Determinants of real exchange rate movements in 15 emerging market economies

2019 
Previous work has established that an appreciation of the real exchange rate (REER) contributes to premature deindustrialization, less productive investment and dependence on commodity booms and busts in emerging markets economies (EME). From the previous literature, it is less clear however what the most important drivers for the cyclical REER movements in EME are. The main aim of this study is to provide empirical evidence about the determinants of the REER movements of 15 emerging markets during the last two decades, using statistical analysis and a dynamic panel fixed effects model approach.

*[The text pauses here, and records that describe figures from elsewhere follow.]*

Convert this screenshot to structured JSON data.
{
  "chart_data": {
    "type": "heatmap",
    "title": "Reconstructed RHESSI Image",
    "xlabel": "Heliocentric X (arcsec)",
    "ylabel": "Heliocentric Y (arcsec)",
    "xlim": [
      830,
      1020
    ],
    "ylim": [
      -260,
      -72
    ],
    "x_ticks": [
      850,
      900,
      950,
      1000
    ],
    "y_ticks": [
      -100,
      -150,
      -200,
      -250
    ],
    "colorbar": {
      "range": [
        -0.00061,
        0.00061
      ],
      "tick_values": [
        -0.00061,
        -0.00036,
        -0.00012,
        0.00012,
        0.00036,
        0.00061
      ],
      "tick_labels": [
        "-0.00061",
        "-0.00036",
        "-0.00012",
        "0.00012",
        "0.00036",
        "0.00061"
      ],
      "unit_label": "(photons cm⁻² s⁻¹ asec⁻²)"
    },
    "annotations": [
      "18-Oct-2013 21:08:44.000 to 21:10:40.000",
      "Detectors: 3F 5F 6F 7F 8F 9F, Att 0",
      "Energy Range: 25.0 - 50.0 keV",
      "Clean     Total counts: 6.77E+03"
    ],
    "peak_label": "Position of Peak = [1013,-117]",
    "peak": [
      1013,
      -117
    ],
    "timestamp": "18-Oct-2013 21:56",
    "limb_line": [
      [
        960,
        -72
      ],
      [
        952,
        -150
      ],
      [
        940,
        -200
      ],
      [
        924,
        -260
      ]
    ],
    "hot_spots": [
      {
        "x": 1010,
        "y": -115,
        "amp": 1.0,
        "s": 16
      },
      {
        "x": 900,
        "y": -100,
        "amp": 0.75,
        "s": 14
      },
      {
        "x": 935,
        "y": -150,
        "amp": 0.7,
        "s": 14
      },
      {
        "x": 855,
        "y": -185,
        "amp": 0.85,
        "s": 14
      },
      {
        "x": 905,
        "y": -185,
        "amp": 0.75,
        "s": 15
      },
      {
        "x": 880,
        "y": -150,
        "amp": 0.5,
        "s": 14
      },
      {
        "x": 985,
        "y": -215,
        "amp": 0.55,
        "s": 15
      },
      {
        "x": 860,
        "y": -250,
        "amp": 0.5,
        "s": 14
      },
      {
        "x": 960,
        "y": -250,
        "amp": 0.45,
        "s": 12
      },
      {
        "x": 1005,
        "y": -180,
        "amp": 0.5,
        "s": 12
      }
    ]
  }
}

Our analysis shows that although "commodity" and "industrial" EME are heterogeneous, REER volatility tends to be higher among the former. Yet, REER volatility between emerging and advanced countries does not differ very much, apart from a few EME countries. Countries that had more stable REER trend fared better than those that had a depreciating or appreciating trend (with the notable exception of China). As theoretically expected, commodity prices are an important structural driver of REER movements in "commodity EME". Moreover, the results confirm the existence of the Harrod-Balassa-Samuelson effect, and show the importance of financial inflows. Further, exchange rate regimes and the intervention of central banks were partially successful to avoid more substantial appreciations (depreciations). Finally, we find that lower country risk and, at least in some periods, growing broad money has led to REER appreciations.